I then wrote the query that would populate the temporary table with data. This is relatively similar to the query that I used earlier with the addition of the MiddleName column which is used to refine the result set in the next query.

INSERT

INTO @Results
SELECT TOP 10
  ContactID,
FirstName,
MiddleName,
LastName
FROM Person.Contact

The final query returns a result set containing contacts that have middle names.

SELECT
  ContactId,
FirstName,
MiddleName,
LastName
FROM @Results
WHERE MiddleName IS NOT NULL

My initial approach to the problem was altering the temporary table to add a RowNumber field and populate this column in the initial query as such:

INSERT INTO @Results
SELECT
ContactID,
FirstName,
MiddleName,
LastName ROW_NUMBER() OVER ( ORDER BY ContactId ASC ) AS RowNumber
FROM Person.Contact

ContactId FirstName MiddleName LastName RowNumber
1 Gustavo NULL Achong 1
2 Catherine R. Abel 2
3 Kim NULL Abercrombie 3
4 Humberto NULL Acevedo 4
5 Pilar NULL Ackerman 5
6 Frances B. Adams 6
7 Margaret J. Smith 7
8 Carla J. Adams 8
9 Jay NULL Adams 9
10 Ronald L. Adina 10

It was immediately obvious that I was going to have a problem after I ran my second query. Take another look at the query. Notice how I'm filtering by records that contain middle names (or at least initials). When this second query runs, I'm given a result set that contains row numbers that are out of order.

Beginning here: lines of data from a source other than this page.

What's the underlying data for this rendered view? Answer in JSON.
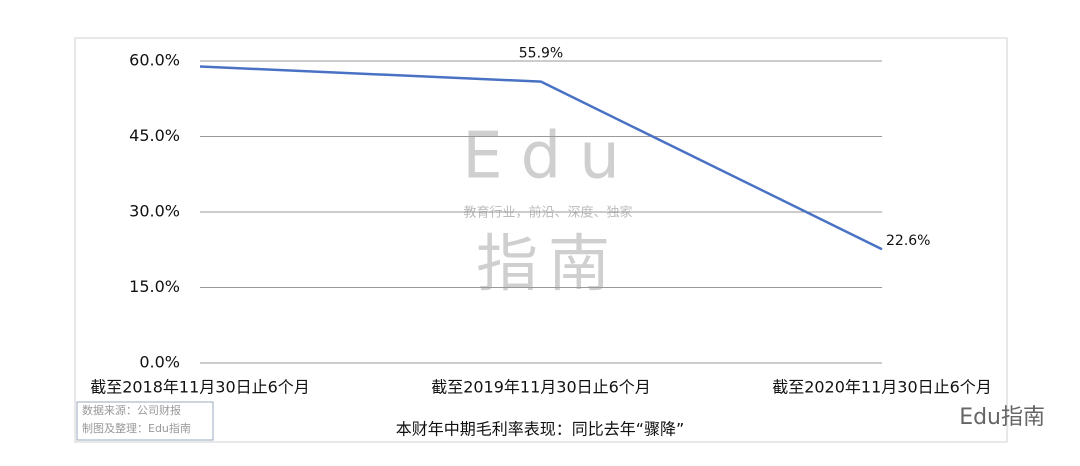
{
  "chart_data": {
    "type": "line",
    "title": "本财年中期毛利率表现：同比去年“骤降”",
    "categories": [
      "截至2018年11月30日止6个月",
      "截至2019年11月30日止6个月",
      "截至2020年11月30日止6个月"
    ],
    "values": [
      58.9,
      55.9,
      22.6
    ],
    "value_labels": [
      null,
      "55.9%",
      "22.6%"
    ],
    "color": "#4a72c4",
    "ylim": [
      0,
      60
    ],
    "yticks": [
      {
        "value": 0,
        "label": "0.0%"
      },
      {
        "value": 15,
        "label": "15.0%"
      },
      {
        "value": 30,
        "label": "30.0%"
      },
      {
        "value": 45,
        "label": "45.0%"
      },
      {
        "value": 60,
        "label": "60.0%"
      }
    ],
    "grid": true,
    "watermark": {
      "big": "Edu",
      "tagline": "教育行业，前沿、深度、独家",
      "bottom": "指南"
    },
    "source": [
      "数据来源：公司财报",
      "制图及整理：Edu指南"
    ],
    "brand": "Edu指南"
  }
}
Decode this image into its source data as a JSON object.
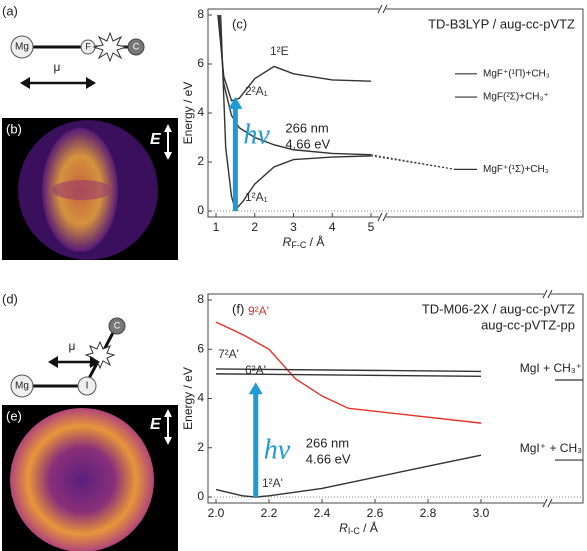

ContactId FirstName MiddleName LastName RowNumber
2 Catherine R. Abel 2
6 Frances B. Adams 6
7 Margaret J. Smith 7
8 Carla J. Adams 8
10 Ronald L. Adina 10

At this point, I was even more confused. I could think of a few different approaches that could work here (views, cross-applying a UDF, creating a second temporary table, et al), but was not sure which one would be the most beneficial performance-wise, especially when dealing with large volumes of data. I headed back to the documentation, this time focusing on derived columns, hoping to find some kind of hint that would explicate how to reference this type of column in a search expression. Right under derived columns in the indexed view was derived tables (or virtual tables). After reading some more on this, I discovered that derived tables are, in their simplest form, SELECT statements in the FROM clause that forms a table referred by an alias that can be used by the outer select. To me, this meant that I could move the ROW_NUMBER() logic from the first query to the second query and then utilize derived tables to access the value of RowNumber.

SELECT

* FROM (
  SELECT 
    ContactId,
FirstName,
MiddleName,
LastName,
ROW_NUMBER() OVER ( ORDER BY ContactId ASC ) AS RowNumber
  FROM @Results
  WHERE MiddleName IS NOT NULL
) AS t

ContactId FirstName MiddleName LastName RowNumber
2 Catherine R. Abel 1
6 Frances B. Adams 2
7 Margaret J. Smith 3
8 Carla J. Adams 4
10 Ronald L. Adina 5

I went back and modified my queries to return more results and verified that this was indeed the solution that I was looking for. With accurate sequential ordering, I was now able to define a range using the BETWEEN operator. I was now able to page through all of the instances of the Persons.Contact entity that contained a defined middle name. The complete set of SQL statements follows.

USE

AdventureWorks

DECLARE @Results TABLE(
ContactId int,
FirstName nvarchar(50),
MiddleName nvarchar(50),
LastName nvarchar(50)
)

INSERT INTO @Results
SELECT
  ContactID,
FirstName,
MiddleName,
LastName
FROM Person.Contact

SELECT * FROM (
  SELECT 
    ContactId,
FirstName,
MiddleName,
LastName,
ROW_NUMBER() OVER ( ORDER BY ContactId ASC ) AS RowNumber
  FROM @Results
  WHERE MiddleName IS NOT NULL
) AS t
WHERE RowNumber BETWEEN 1 AND 15

The stored procedure was updated with the code that I had come up with while testing out derived tables. Now we're able to provide a much more effective paging experience on our search page in which we are only retrieving the results that are being displayed as opposed to pulling all of the data and only displaying the appropriate partition. (OUCH).